There’s an official release coming spring 2016, but until then the Minecrift port is the best way to play Minecraft on the Oculus Rift.
And it’s a fantastic port, enabling full virtual reality support on the Rift headset with few caveats. We’ve played the unofficial port numerous times, and always had a blast; and now, with this latest patch, the game works on Windows 10 and the Oculus SDK 0.8 release. Here’s the change-log from mtbs3d.com:
- Oculus SDK – now support SDK 0.8 on Windows KUDOS to darkTemp for all his work on this!!
- NOTE: Currently the number of rendering configuration options for the Rift has been vastly reduced – for now. Positional track timewarp has been implemented but does not seem to be working with the current SDK. Also, world scale is not working with the current SDK. NOTE: R2 does not support Linux or OSX because of these changes. Use 1.7.10 R1c for now on these platforms.
- Controller map defaults have been added. These should match the Xbox controller defaults (layout one). Controller mappings will now be saved to the profile.
- Press RCtrl-t in game to test timewarp.
- Added the ability to use a key to trigger a comfort mode yaw transition, instead of moving the mouse cursor to the edge of the view.
- Set better defaults on clean install.
– Ensure you have run VANILLA Minecraft 1.7.10 at least once before running the Minecrift installer:
– Load the Minecraft launcher via Minecraft.exe.
– In the bottom left select ‘Edit Profile’.
– Select Use version: release 1.7.10.
– Save profile, and hit play to run the game. Quit out.
– Download the Minecrift installer exe from the link above.
– On Windows, run the installer. On linux or osx, run the installer.jar via the commandline with java -jar .jar.

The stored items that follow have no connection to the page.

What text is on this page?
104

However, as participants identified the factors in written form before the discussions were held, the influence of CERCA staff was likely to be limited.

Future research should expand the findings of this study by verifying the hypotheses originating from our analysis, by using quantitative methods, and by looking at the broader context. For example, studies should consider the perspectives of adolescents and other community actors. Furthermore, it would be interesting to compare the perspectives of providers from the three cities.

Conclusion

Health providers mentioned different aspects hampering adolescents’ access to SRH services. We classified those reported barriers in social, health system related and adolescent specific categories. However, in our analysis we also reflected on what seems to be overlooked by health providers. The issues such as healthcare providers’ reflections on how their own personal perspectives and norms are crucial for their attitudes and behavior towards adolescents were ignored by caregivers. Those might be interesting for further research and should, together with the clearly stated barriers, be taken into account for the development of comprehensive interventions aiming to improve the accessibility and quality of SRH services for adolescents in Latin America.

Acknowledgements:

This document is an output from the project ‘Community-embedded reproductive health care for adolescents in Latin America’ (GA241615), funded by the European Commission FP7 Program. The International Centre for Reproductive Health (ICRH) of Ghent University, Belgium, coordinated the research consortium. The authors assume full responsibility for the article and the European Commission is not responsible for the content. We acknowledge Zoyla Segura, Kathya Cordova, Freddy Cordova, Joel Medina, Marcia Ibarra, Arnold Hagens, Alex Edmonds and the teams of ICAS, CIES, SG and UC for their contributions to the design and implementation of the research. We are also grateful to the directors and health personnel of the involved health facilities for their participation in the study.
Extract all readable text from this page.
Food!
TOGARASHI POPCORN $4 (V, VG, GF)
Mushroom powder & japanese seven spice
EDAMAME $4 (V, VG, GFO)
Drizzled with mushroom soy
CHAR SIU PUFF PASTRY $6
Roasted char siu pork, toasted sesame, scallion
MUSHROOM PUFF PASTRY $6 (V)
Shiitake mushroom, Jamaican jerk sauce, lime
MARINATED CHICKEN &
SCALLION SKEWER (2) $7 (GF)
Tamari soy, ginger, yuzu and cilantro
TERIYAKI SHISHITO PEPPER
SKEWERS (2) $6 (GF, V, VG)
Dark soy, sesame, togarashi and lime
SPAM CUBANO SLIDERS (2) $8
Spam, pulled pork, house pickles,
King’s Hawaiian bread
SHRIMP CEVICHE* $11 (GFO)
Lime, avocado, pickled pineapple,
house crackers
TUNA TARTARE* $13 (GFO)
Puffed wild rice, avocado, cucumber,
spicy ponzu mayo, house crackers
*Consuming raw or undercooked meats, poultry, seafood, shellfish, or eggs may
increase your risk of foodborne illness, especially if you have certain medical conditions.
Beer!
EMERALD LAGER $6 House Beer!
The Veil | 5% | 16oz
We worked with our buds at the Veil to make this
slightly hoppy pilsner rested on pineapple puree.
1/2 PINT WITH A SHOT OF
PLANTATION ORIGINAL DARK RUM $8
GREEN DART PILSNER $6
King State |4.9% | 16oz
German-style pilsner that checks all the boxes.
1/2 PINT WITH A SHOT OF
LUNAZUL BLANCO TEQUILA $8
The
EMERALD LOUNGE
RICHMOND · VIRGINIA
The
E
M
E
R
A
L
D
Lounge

– If you wish to install with Forge, ensure the ‘Install with Forge’ checkbox is ticked.
– Click OK to install.
– Run up the Minecraft launcher.
– Select your desired Minecrift profile.
– Click ‘Play’!
If you’ve yet to check out Minecraft on the Rift, then make sure to read our hands-on with the game from 2015. Constructing, exploring and mining comes to life like never before on the Rift, thanks to a great sense of scale, buttery-smooth framerate and use of head tracking to let you really examine the classic blocky landscape up-close.